There are some limitations inherent in our protocol. First, we started enrolment soon after NAVA was available in our unit, which may have led to situations where the clinicians who made the final decision were not equally familiar with the two ventilation modes. This may have hindered the emergence of some differences between the groups. However, when including vulnerable preterm infants in a clinical trial such as this, it is essential that patient safety should come first, and that the clinician responsible for the treatment should make all the decisions. Secondly, the randomization led to some heterogeneity in patient characteristics between the groups, although the differences were not statistically significant. Thirdly, the extubation criteria written into the protocol were not strictly followed, so that our results concerning the duration of ventilation should be interpreted with caution. Finally, the fact that the shortest apnea time in the first NAVA software was 5 s highlights the challenge that apnea of prematurity presented for NAVA at the early stages in the trial.
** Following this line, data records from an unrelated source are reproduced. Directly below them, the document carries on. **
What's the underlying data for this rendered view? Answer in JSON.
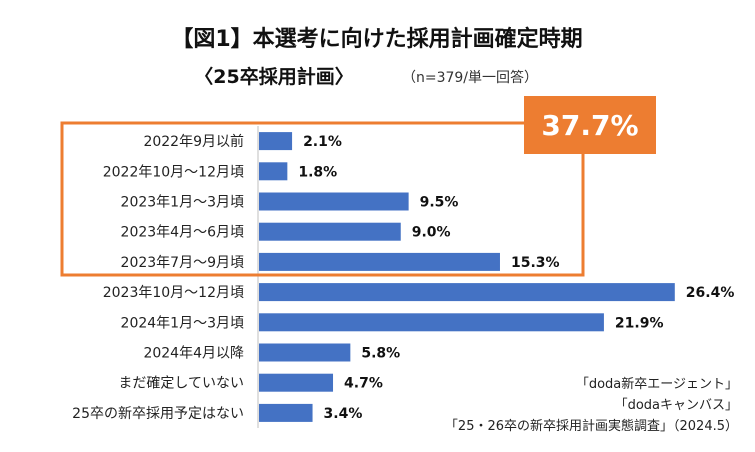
{
  "chart_data": {
    "type": "bar",
    "orientation": "horizontal",
    "title": "【図1】本選考に向けた採用計画確定時期",
    "subtitle": "〈25卒採用計画〉",
    "note": "（n=379/単一回答）",
    "categories": [
      "2022年9月以前",
      "2022年10月〜12月頃",
      "2023年1月〜3月頃",
      "2023年4月〜6月頃",
      "2023年7月〜9月頃",
      "2023年10月〜12月頃",
      "2024年1月〜3月頃",
      "2024年4月以降",
      "まだ確定していない",
      "25卒の新卒採用予定はない"
    ],
    "values": [
      2.1,
      1.8,
      9.5,
      9.0,
      15.3,
      26.4,
      21.9,
      5.8,
      4.7,
      3.4
    ],
    "value_labels": [
      "2.1%",
      "1.8%",
      "9.5%",
      "9.0%",
      "15.3%",
      "26.4%",
      "21.9%",
      "5.8%",
      "4.7%",
      "3.4%"
    ],
    "xlim": [
      0,
      28
    ],
    "bar_color": "#4472c4",
    "highlight": {
      "label": "37.7%",
      "color": "#ed7d31",
      "from_index": 0,
      "to_index": 4
    },
    "source": [
      "「doda新卒エージェント」",
      "「dodaキャンバス」",
      "「25・26卒の新卒採用計画実態調査」（2024.5）"
    ]
  }
}
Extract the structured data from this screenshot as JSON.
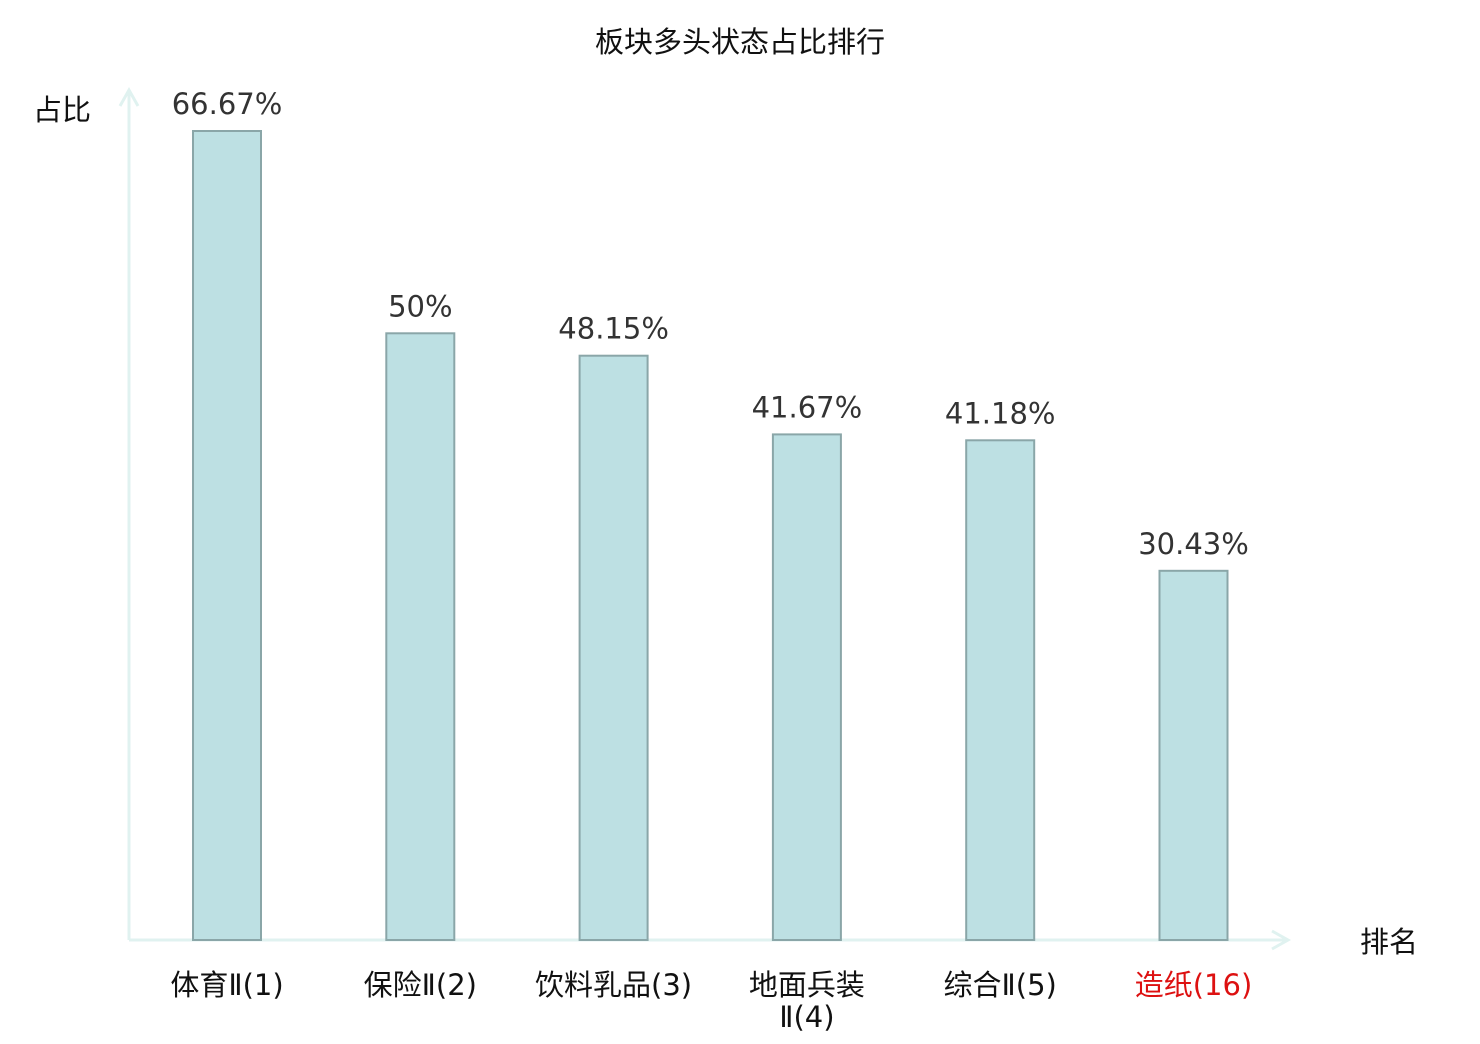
{
  "chart_data": {
    "type": "bar",
    "title": "板块多头状态占比排行",
    "ylabel": "占比",
    "xlabel": "排名",
    "categories": [
      [
        "体育Ⅱ(1)"
      ],
      [
        "保险Ⅱ(2)"
      ],
      [
        "饮料乳品(3)"
      ],
      [
        "地面兵装",
        "Ⅱ(4)"
      ],
      [
        "综合Ⅱ(5)"
      ],
      [
        "造纸(16)"
      ]
    ],
    "values": [
      66.67,
      50,
      48.15,
      41.67,
      41.18,
      30.43
    ],
    "value_labels": [
      "66.67%",
      "50%",
      "48.15%",
      "41.67%",
      "41.18%",
      "30.43%"
    ],
    "highlight_index": 5,
    "ylim": [
      0,
      69
    ],
    "grid": false,
    "colors": {
      "bar_fill": "#bde0e3",
      "bar_stroke": "#8aa6a8",
      "axis": "#e0f2f0",
      "text": "#333333",
      "label": "#111111",
      "highlight": "#dd1111"
    }
  }
}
In conclusion, we found NAVA to be a safe and feasible ventilation mode for the majority of preterm infants suffering from RDS. The traditional extubation criteria relying on inspiratory pressures and spontaneous breathing efforts were not clinically applicable during NAVA, so it did not reduce the duration of invasive ventilation. Larger randomized controlled trials on NAVA in neonatal intensive care are clearly needed, but comprehensive clinical experience with NAVA along with clinically applicable extubation criteria are prerequisites for the reliable performance of future trials.